Let us assume we have employee data in four different files − A, B, C, and D. Let us also assume there are duplicate employee records in all four files because of importing the employee data from all database tables repeatedly. See the following illustration.
The Map phase processes each input file and provides the employee data in key-value pairs (<k, v> : <emp name, salary>). See the following illustration.
The combiner phase (searching technique) will accept the input from the Map phase as a key-value pair with employee name and salary. Using searching technique, the combiner will check all the employee salary to find the highest salaried employee in each file. See the following snippet.
<k: employee name, v: salary>
Max= the salary of an first employee. Treated as max salary
if(v(second employee).salary > Max){
Max = v(salary);
}
else{
Continue checking;
}
The expected result is as follows −
|
Reducer phase − Form each file, you will find the highest salaried employee. To avoid redundancy, check all the <k, v> pairs and eliminate duplicate entries, if any. The same algorithm is used in between the four <k, v> pairs, which are coming from four input files. The final output should be as follows −
<gopal, 50000>
Indexing
Normally indexing is used to point to a particular data and its address. It performs batch indexing on the input files for a particular Mapper.

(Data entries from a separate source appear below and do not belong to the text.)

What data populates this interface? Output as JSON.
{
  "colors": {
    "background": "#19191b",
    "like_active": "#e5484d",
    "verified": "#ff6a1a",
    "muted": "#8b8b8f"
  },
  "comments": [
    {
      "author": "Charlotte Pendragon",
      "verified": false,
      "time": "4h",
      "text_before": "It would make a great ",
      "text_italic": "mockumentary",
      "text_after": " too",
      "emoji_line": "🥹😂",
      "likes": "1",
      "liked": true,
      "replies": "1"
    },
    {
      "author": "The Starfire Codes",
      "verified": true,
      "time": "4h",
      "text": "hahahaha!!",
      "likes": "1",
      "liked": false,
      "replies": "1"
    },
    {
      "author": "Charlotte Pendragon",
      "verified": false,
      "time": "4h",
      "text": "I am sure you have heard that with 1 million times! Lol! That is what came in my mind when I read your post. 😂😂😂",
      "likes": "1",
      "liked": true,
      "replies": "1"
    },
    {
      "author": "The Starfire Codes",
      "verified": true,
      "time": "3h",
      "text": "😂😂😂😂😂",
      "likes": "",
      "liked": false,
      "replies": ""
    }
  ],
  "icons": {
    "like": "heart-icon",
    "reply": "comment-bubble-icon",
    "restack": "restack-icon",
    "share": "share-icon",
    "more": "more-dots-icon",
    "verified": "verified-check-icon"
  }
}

The indexing technique that is normally used in MapReduce is known as inverted index. Search engines like Google and Bing use inverted indexing technique. Let us try to understand how Indexing works with the help of a simple example.
Example
The following text is the input for inverted indexing. Here T[0], T[1], and t[2] are the file names and their content are in double quotes.
T[0] = "it is what it is"
T[1] = "what is it"
T[2] = "it is a banana"
After applying the Indexing algorithm, we get the following output −
"a": {2}
"banana": {2}
"is": {0, 1, 2}
"it": {0, 1, 2}
"what": {0, 1}
Here "a": {2} implies the term "a" appears in the T[2] file. Similarly, "is": {0, 1, 2} implies the term "is" appears in the files T[0], T[1], and T[2].
TF-IDF
TF-IDF is a text processing algorithm which is short for Term Frequency − Inverse Document Frequency. It is one of the common web analysis algorithms. Here, the term 'frequency' refers to the number of times a term appears in a document.
Term Frequency (TF)
It measures how frequently a particular term occurs in a document. It is calculated by the number of times a word appears in a document divided by the total number of words in that document.
TF(the) = (Number of times term the ‘the’ appears in a document) / (Total number of terms in the document)
Inverse Document Frequency (IDF)
It measures the importance of a term. It is calculated by the number of documents in the text database divided by the number of documents where a specific term appears.
While computing TF, all the terms are considered equally important. That means, TF counts the term frequency for normal words like “is”, “a”, “what”, etc. Thus we need to know the frequent terms while scaling up the rare ones, by computing the following −
IDF(the) = log_e(Total number of documents / Number of documents with term ‘the’ in it).
The algorithm is explained below with the help of a small example.
Example
Consider a document containing 1000 words, wherein the word hive appears 50 times. The TF for hive is then (50 / 1000) = 0.05.
Now, assume we have 10 million documents and the word hive appears in 1000 of these. Then, the IDF is calculated as log(10,000,000 / 1,000) = 4.
The TF-IDF weight is the product of these quantities − 0.05 × 4 = 0.20.